Nurettin Topçu, toplum tarafından hak ettiği ölçüde bilinen bir fikir adamı değildir. Oysa hayatı, okumakla, yazmakla, düşünmekle, konuşmakla geçmiştir. İnsan eğitimini hep ön planda tutmuş, bir toplumun geleceğini eğitimde görmüştür.
Muallim, fikir adamı, ahlak filozofu, Hareket derisinin kurucusu, yazar Nurettin Topçu( İstanbul 1909- 1975) Fransa’da felsefe tahsil eder. Paris( Sorbon) Üniversitesi’nden 1934 yılında doktora diploması alır. Topçu bu üniversitede felsefe doktorası veren ilk Türk öğrencidir. Türkiye’ye döndükten sonra lise öğretmenliği yapar. O kırk yıl okumuş, kırk yıl yazmış, kırk yıl konuşmuştur.
Topçunun temel meselesi insan eğitimidir. Muallimliği döneminde sınıflara “mabede girer gibi” girmiş, diğer taraftan genç bir öğretmen olarak hareket dergisini çıkarmış (1939) fikir ve düşüncelerini kamuoyu ile paylaşmıştır. (Mustafa Kara) Yirmiye yakın eseri bulunan Topçu’nun Türkiye’nin Maarif Davası isimli eserinden birkaç paragraf aktarıyorum:
1-Hakikat şu ki, millet bünyesinde inkılaplar mekteple başlar. Her milletin kendine özel olan mektebi vardır. Milli mektep zihniyet ve örfleriyle, metotları ve müfredatıyla, terbiye prensipleri ve psikolojik temelleriyle hatta binasının yapı tarzıyla kendini başka milletlerden ayırır.

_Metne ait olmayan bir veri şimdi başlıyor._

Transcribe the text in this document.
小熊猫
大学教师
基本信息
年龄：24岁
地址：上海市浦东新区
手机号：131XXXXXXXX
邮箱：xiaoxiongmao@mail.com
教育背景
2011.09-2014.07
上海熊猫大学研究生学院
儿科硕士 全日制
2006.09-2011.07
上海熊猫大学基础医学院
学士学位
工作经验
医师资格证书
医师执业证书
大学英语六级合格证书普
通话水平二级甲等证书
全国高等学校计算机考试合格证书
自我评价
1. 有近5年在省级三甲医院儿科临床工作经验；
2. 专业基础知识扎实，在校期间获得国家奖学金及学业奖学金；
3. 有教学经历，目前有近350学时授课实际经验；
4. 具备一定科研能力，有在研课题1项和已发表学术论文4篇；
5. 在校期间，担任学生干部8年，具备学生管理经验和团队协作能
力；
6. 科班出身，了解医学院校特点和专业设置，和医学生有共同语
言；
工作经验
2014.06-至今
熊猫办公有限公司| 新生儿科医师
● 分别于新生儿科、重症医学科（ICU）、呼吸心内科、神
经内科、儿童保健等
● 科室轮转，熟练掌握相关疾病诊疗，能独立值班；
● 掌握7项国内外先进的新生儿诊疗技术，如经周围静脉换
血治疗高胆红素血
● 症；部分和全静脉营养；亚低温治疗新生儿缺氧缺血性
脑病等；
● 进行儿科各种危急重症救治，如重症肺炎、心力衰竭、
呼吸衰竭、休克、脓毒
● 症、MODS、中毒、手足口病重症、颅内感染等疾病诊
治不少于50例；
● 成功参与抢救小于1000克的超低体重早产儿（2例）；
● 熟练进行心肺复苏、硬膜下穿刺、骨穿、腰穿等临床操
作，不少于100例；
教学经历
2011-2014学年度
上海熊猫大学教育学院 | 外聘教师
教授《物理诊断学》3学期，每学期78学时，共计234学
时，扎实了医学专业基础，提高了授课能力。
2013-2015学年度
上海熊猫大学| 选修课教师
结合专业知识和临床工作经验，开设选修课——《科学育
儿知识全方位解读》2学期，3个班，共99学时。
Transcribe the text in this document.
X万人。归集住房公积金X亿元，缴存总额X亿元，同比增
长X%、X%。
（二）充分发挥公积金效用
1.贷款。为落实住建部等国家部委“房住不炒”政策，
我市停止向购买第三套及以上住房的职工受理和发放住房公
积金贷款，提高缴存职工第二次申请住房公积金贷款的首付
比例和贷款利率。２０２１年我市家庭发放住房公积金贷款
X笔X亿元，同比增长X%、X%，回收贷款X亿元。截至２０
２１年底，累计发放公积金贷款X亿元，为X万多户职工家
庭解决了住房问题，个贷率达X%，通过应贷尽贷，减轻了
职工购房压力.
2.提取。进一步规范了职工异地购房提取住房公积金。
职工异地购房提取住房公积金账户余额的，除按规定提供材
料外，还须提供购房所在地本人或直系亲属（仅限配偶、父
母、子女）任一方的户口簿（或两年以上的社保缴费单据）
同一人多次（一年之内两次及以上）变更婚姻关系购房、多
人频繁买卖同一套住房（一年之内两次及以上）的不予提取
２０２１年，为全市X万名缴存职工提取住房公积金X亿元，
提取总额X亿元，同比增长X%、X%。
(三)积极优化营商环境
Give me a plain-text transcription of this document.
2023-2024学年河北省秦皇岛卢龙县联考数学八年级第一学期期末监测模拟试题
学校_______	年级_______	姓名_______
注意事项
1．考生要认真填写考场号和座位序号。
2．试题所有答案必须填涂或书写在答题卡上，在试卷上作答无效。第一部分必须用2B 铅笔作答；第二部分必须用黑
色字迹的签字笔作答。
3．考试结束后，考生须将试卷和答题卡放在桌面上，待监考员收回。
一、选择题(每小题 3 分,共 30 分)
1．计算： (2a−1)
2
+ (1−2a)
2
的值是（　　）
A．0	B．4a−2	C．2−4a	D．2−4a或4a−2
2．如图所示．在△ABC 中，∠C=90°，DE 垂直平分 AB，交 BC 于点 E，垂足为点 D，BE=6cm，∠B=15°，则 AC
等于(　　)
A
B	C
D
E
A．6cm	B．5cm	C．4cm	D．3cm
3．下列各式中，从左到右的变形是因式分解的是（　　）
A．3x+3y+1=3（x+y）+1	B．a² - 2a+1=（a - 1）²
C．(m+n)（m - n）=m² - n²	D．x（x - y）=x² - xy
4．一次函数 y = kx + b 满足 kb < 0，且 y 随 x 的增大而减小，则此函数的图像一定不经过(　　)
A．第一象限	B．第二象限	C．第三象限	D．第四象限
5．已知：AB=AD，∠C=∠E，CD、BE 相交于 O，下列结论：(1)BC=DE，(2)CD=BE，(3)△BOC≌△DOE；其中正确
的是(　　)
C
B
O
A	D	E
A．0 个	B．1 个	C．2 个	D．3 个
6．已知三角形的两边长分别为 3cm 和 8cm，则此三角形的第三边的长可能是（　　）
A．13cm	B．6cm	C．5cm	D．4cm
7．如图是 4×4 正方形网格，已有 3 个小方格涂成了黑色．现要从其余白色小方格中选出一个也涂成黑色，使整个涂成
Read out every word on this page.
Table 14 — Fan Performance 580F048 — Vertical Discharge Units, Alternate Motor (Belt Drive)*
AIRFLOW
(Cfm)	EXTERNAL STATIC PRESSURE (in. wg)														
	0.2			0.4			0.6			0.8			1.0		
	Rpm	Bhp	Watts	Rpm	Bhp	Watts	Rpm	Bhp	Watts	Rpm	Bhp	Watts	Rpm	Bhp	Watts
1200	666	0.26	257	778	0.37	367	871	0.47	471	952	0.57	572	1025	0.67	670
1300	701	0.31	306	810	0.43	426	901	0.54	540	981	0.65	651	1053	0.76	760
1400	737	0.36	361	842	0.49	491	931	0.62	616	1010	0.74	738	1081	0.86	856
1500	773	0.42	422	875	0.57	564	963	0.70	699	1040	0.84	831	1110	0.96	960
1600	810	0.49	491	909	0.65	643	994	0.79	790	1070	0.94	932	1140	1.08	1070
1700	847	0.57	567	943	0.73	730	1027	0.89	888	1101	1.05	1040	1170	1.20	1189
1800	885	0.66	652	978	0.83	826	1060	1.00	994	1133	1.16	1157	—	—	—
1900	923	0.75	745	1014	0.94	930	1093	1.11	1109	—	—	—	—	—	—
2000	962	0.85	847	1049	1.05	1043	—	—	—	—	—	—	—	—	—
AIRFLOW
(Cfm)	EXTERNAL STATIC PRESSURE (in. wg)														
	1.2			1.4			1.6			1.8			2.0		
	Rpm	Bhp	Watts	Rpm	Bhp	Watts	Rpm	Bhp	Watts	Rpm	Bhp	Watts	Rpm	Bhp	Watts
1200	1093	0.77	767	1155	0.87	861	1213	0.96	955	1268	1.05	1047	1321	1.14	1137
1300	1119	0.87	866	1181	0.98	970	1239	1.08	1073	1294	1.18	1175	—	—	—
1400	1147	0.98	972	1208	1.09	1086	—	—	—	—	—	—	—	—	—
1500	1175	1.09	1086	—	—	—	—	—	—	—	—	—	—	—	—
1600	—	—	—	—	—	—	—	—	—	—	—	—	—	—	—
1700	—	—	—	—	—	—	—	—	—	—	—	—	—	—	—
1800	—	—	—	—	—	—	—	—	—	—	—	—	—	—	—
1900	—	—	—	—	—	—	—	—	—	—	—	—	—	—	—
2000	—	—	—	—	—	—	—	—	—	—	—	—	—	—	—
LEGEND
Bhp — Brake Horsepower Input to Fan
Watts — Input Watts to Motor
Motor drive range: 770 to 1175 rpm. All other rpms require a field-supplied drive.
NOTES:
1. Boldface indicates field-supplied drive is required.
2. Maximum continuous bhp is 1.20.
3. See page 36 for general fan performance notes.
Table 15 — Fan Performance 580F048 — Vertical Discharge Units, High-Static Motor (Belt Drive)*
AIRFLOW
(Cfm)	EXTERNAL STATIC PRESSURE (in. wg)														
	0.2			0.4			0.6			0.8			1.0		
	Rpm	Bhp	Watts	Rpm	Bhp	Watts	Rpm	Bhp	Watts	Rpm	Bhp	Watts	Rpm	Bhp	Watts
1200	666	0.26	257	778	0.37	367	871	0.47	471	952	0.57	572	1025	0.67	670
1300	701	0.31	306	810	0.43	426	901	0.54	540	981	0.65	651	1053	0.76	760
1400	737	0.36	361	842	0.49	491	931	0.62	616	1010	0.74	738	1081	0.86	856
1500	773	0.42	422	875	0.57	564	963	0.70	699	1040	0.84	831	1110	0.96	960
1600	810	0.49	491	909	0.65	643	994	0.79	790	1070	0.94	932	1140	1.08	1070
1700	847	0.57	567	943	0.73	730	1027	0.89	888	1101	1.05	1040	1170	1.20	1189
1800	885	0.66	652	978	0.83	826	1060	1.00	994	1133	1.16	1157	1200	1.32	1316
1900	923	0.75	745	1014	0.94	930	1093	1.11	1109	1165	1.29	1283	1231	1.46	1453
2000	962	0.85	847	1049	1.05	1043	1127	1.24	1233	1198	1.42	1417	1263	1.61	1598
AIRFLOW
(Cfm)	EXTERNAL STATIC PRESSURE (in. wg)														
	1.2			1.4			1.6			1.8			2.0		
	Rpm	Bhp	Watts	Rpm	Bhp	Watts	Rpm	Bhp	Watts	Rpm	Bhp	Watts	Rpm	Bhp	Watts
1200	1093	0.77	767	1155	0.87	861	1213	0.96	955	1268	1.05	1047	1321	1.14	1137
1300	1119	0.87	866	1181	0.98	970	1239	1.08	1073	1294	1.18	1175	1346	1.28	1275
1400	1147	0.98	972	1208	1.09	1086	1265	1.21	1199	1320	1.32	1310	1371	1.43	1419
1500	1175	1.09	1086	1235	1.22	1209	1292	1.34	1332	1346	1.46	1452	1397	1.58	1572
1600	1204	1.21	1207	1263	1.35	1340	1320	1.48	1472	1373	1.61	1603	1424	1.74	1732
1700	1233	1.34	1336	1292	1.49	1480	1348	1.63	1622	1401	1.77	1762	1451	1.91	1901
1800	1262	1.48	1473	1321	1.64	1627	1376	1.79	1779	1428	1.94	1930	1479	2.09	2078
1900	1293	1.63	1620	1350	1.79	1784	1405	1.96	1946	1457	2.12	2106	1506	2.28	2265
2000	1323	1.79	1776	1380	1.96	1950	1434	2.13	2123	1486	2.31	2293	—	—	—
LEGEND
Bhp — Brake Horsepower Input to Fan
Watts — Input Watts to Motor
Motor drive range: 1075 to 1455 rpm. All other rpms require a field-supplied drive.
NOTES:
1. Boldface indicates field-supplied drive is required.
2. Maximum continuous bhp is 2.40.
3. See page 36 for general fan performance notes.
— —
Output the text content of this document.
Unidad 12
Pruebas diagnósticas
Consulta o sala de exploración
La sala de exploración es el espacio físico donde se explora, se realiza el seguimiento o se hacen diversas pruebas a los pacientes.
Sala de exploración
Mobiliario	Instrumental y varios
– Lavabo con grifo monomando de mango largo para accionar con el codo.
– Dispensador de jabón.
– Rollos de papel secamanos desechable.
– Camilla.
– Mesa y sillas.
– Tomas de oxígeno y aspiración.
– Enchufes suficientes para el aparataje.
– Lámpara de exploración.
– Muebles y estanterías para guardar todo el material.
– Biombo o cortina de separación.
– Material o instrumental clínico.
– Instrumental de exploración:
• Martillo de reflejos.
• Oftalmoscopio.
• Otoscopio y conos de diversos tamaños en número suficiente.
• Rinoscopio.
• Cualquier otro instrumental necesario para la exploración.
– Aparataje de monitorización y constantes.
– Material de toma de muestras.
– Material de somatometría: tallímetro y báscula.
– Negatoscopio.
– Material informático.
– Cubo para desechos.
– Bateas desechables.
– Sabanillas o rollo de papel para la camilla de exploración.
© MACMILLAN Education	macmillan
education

2- Milletimizin üç asırdan beri geçirmekte olduğu buhranların sebebi ve kaynağı, kültür ve maarif sahasında aranmalıdır. Âlimin atının ayağından sıçrayan çamurdan bile şeref payı çıkaran hükümdarın mesut asrı nihayet bulduktan sonra devletimizin yapısında sarsıntılar başladı.
3- Mektepler açıldı, bunlarda yeni ilimler okutuldu. Lakin ilim sevgisi aşılamadı. Âlimin üstünlüğü ve cemaat içindeki önderliği telkin edilmedi. Çünkü ilme gerçekten inanılmadı.
4- Yabancı dilde öğretim yapan mektepler Türk çocuğu için ideal mektepler oluyor. Bu hal yakın bir gelecekte milliyet ve kültür davasının mezarı başında ağlayacağımızı haber vermektedir.
5- Felsefi kültür mektebin temel taşıdır. Eflatun akademisinin kapısında” geometri bilmeyen buradan giremez” levhası vardır. Yirminci asrın mektebinin kapısına “ felsefi olmayan milletin mektebi olmaz” cümlesini yazmak gerekir.
6- Anadilini bilmeyen, bu dilin inceliklerine ve kaidelerine tam manasıyla sahip olmayan gençler, ne kendi ruhlarına çevrilmek ne de ruhlarını kâinatın sırlarına çevirmek yani ruhbilim ve felsefeyi anlamak yolunda başarı gösteremezler. Zira düşünmek bir nevi içinden konuşmak demektir. Konuşmasını iyi bilmeyen bu (edebiyat okumuş!) gençler maalesef düşünemeyeceklerdir.
Bunun tamamı 42 paragraftır. Merak edenler için Yıldırım Belediyesi Kültür Müdürlüğü tarafından basılan, Mustafa Kara Hoca’nın editörlüğünde hazırlanan” Yıldırım’ın Huzurunda Nurettin Topçu” kitabına bakabilirler.
Yıldırım Belediyesi’ni bu hizmetinden dolayı kutluyor, yeni çalışmalarını bekliyoruz.